Beauville was one of a surge of thousands of Haitian migrants who crossed the border from the United States to Quebec last summer, spurred by a May announcement by the Trump administration that Haitians could lose their temporary protected status in the United States, granted after the 2010 earthquake that devastated their country.
The migrants were hoping to benefit from a loophole in a U.S.-Canada treaty that allowed them to make refugee claims in Canada if they did not arrive at legal ports of entry, but crossed the border illegally.
But Canadian officials are warning that even liberal Canada has its limits amid concerns, fairly or not, that illegal migration is stretching the immigration system to a breaking point and risks stoking a potential backlash.
Canada’s minister of immigration, Ahmed Hussen, himself a former refugee who moved to the country from Somalia when he was 16, said Canada was proud to be a welcoming country but could not welcome everyone. Only about 8 percent of Haitian migrants had received asylum since the summer, he said, and there is a backlog of about 40,700 cases, according to Canada’s Immigration and Refugee Board.
“We don’t want people to illegally enter our border, and doing so is not a free ticket to Canada,” Hussen said. “We are saying, ‘You will be apprehended, screened, detained, fingerprinted, and if you can’t establish a genuine claim, you will be denied refugee protection and removed.’”
Canadian immigration officials are once again bracing for a possible influx of migrants heading north. On Monday, the Trump administration said it would not be renewing temporary protected status for nearly 200,000 Salvadorans, a humanitarian measure that had allowed them to live and work legally in the United States.
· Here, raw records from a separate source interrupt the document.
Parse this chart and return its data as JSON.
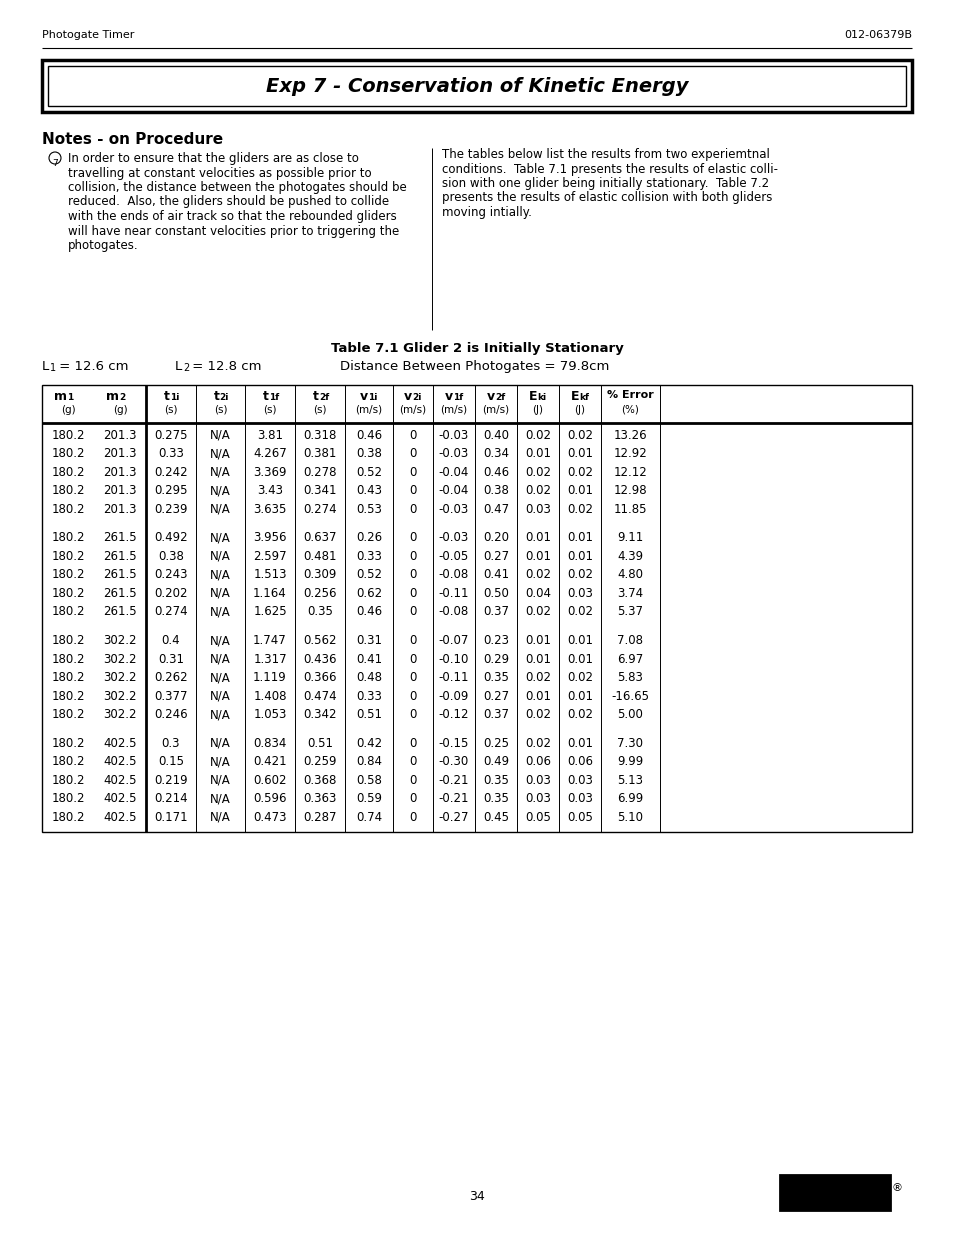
{
  "header_left": "Photogate Timer",
  "header_right": "012-06379B",
  "title": "Exp 7 - Conservation of Kinetic Energy",
  "section_title": "Notes - on Procedure",
  "note_text": "In order to ensure that the gliders are as close to\ntravelling at constant velocities as possible prior to\ncollision, the distance between the photogates should be\nreduced.  Also, the gliders should be pushed to collide\nwith the ends of air track so that the rebounded gliders\nwill have near constant velocities prior to triggering the\nphotogates.",
  "right_text_lines": [
    "The tables below list the results from two experiemtnal",
    "conditions.  Table 7.1 presents the results of elastic colli-",
    "sion with one glider being initially stationary.  Table 7.2",
    "presents the results of elastic collision with both gliders",
    "moving intially."
  ],
  "table_title": "Table 7.1 Glider 2 is Initially Stationary",
  "L1_val": "L₁ = 12.6 cm",
  "L2_val": "L₂ = 12.8 cm",
  "distance_label": "Distance Between Photogates = 79.8cm",
  "table_data": [
    [
      "180.2",
      "201.3",
      "0.275",
      "N/A",
      "3.81",
      "0.318",
      "0.46",
      "0",
      "-0.03",
      "0.40",
      "0.02",
      "0.02",
      "13.26"
    ],
    [
      "180.2",
      "201.3",
      "0.33",
      "N/A",
      "4.267",
      "0.381",
      "0.38",
      "0",
      "-0.03",
      "0.34",
      "0.01",
      "0.01",
      "12.92"
    ],
    [
      "180.2",
      "201.3",
      "0.242",
      "N/A",
      "3.369",
      "0.278",
      "0.52",
      "0",
      "-0.04",
      "0.46",
      "0.02",
      "0.02",
      "12.12"
    ],
    [
      "180.2",
      "201.3",
      "0.295",
      "N/A",
      "3.43",
      "0.341",
      "0.43",
      "0",
      "-0.04",
      "0.38",
      "0.02",
      "0.01",
      "12.98"
    ],
    [
      "180.2",
      "201.3",
      "0.239",
      "N/A",
      "3.635",
      "0.274",
      "0.53",
      "0",
      "-0.03",
      "0.47",
      "0.03",
      "0.02",
      "11.85"
    ],
    [
      "180.2",
      "261.5",
      "0.492",
      "N/A",
      "3.956",
      "0.637",
      "0.26",
      "0",
      "-0.03",
      "0.20",
      "0.01",
      "0.01",
      "9.11"
    ],
    [
      "180.2",
      "261.5",
      "0.38",
      "N/A",
      "2.597",
      "0.481",
      "0.33",
      "0",
      "-0.05",
      "0.27",
      "0.01",
      "0.01",
      "4.39"
    ],
    [
      "180.2",
      "261.5",
      "0.243",
      "N/A",
      "1.513",
      "0.309",
      "0.52",
      "0",
      "-0.08",
      "0.41",
      "0.02",
      "0.02",
      "4.80"
    ],
    [
      "180.2",
      "261.5",
      "0.202",
      "N/A",
      "1.164",
      "0.256",
      "0.62",
      "0",
      "-0.11",
      "0.50",
      "0.04",
      "0.03",
      "3.74"
    ],
    [
      "180.2",
      "261.5",
      "0.274",
      "N/A",
      "1.625",
      "0.35",
      "0.46",
      "0",
      "-0.08",
      "0.37",
      "0.02",
      "0.02",
      "5.37"
    ],
    [
      "180.2",
      "302.2",
      "0.4",
      "N/A",
      "1.747",
      "0.562",
      "0.31",
      "0",
      "-0.07",
      "0.23",
      "0.01",
      "0.01",
      "7.08"
    ],
    [
      "180.2",
      "302.2",
      "0.31",
      "N/A",
      "1.317",
      "0.436",
      "0.41",
      "0",
      "-0.10",
      "0.29",
      "0.01",
      "0.01",
      "6.97"
    ],
    [
      "180.2",
      "302.2",
      "0.262",
      "N/A",
      "1.119",
      "0.366",
      "0.48",
      "0",
      "-0.11",
      "0.35",
      "0.02",
      "0.02",
      "5.83"
    ],
    [
      "180.2",
      "302.2",
      "0.377",
      "N/A",
      "1.408",
      "0.474",
      "0.33",
      "0",
      "-0.09",
      "0.27",
      "0.01",
      "0.01",
      "-16.65"
    ],
    [
      "180.2",
      "302.2",
      "0.246",
      "N/A",
      "1.053",
      "0.342",
      "0.51",
      "0",
      "-0.12",
      "0.37",
      "0.02",
      "0.02",
      "5.00"
    ],
    [
      "180.2",
      "402.5",
      "0.3",
      "N/A",
      "0.834",
      "0.51",
      "0.42",
      "0",
      "-0.15",
      "0.25",
      "0.02",
      "0.01",
      "7.30"
    ],
    [
      "180.2",
      "402.5",
      "0.15",
      "N/A",
      "0.421",
      "0.259",
      "0.84",
      "0",
      "-0.30",
      "0.49",
      "0.06",
      "0.06",
      "9.99"
    ],
    [
      "180.2",
      "402.5",
      "0.219",
      "N/A",
      "0.602",
      "0.368",
      "0.58",
      "0",
      "-0.21",
      "0.35",
      "0.03",
      "0.03",
      "5.13"
    ],
    [
      "180.2",
      "402.5",
      "0.214",
      "N/A",
      "0.596",
      "0.363",
      "0.59",
      "0",
      "-0.21",
      "0.35",
      "0.03",
      "0.03",
      "6.99"
    ],
    [
      "180.2",
      "402.5",
      "0.171",
      "N/A",
      "0.473",
      "0.287",
      "0.74",
      "0",
      "-0.27",
      "0.45",
      "0.05",
      "0.05",
      "5.10"
    ]
  ],
  "group_sizes": [
    5,
    5,
    5,
    5
  ],
  "page_number": "34",
  "bg_color": "#ffffff"
}
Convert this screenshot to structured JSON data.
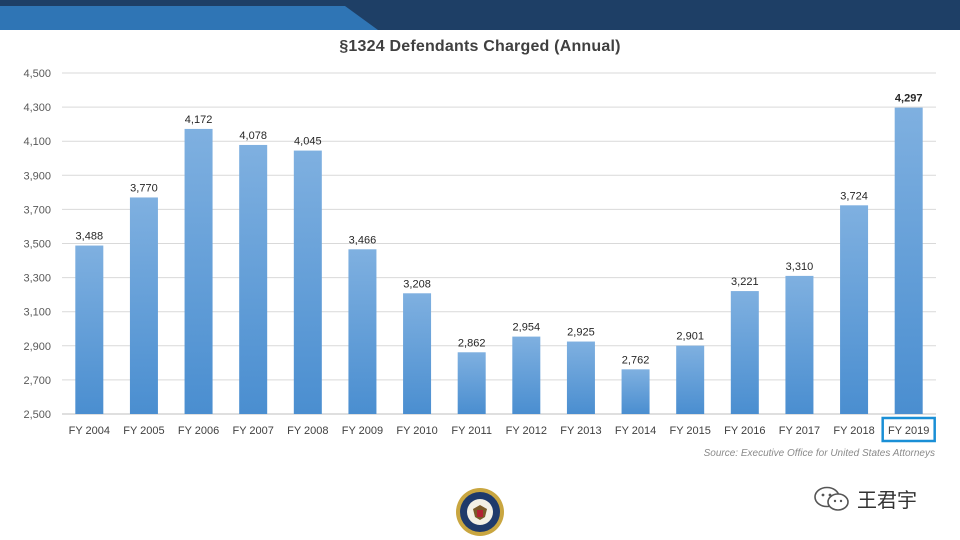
{
  "page": {
    "source_note": "Source: Executive Office for United States Attorneys",
    "watermark_text": "王君宇",
    "banner_colors": {
      "dark": "#1e3f66",
      "light": "#2f75b5"
    },
    "icons": [
      "doj-seal-icon",
      "wechat-icon"
    ]
  },
  "chart_data": {
    "type": "bar",
    "title": "§1324 Defendants Charged (Annual)",
    "xlabel": "",
    "ylabel": "",
    "categories": [
      "FY 2004",
      "FY 2005",
      "FY 2006",
      "FY 2007",
      "FY 2008",
      "FY 2009",
      "FY 2010",
      "FY 2011",
      "FY 2012",
      "FY 2013",
      "FY 2014",
      "FY 2015",
      "FY 2016",
      "FY 2017",
      "FY 2018",
      "FY 2019"
    ],
    "values": [
      3488,
      3770,
      4172,
      4078,
      4045,
      3466,
      3208,
      2862,
      2954,
      2925,
      2762,
      2901,
      3221,
      3310,
      3724,
      4297
    ],
    "value_labels": [
      "3,488",
      "3,770",
      "4,172",
      "4,078",
      "4,045",
      "3,466",
      "3,208",
      "2,862",
      "2,954",
      "2,925",
      "2,762",
      "2,901",
      "3,221",
      "3,310",
      "3,724",
      "4,297"
    ],
    "ylim": [
      2500,
      4500
    ],
    "yticks": [
      2500,
      2700,
      2900,
      3100,
      3300,
      3500,
      3700,
      3900,
      4100,
      4300,
      4500
    ],
    "ytick_labels": [
      "2,500",
      "2,700",
      "2,900",
      "3,100",
      "3,300",
      "3,500",
      "3,700",
      "3,900",
      "4,100",
      "4,300",
      "4,500"
    ],
    "grid": true,
    "highlight_category": "FY 2019",
    "bar_color_top": "#7fb0e0",
    "bar_color_bottom": "#4a8ed0",
    "highlight_box_color": "#1a8fd6"
  }
}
In August, the number of asylum-seekers who illegally crossed the U.S. border into Quebec swelled to 5,530, most of them Haitians, according to Canadian government data. In November, that number dropped to about 1,500 people, suggesting that cold weather and the warnings from Canadian officials were having an effect.
Hussen emphasized that Canada was obliged to honor its international commitments under the 1951 U.N. refugee convention, which makes clear that asylum claims should be considered even if those applying use irregular means to enter a country.
But experts say there are too few judges to adjudicate the backlog of refugee claims, which means that the asylum process for migrants like Beauville can drag on for as long as two years.
“There is a disconnect between Trudeau’s hashtag ‘Welcome to Canada’ and the reality that the system is overwhelmed,” said Michelle Rempel, the shadow immigration minister for the opposition Conservative Party.
Marlise Beauville (left) and Marie Nadege, a fellow migrant, dine at a cafe in Montreal. Beauville was one of a surge of thousands of Haitian migrants who crossed over to Canada last summer.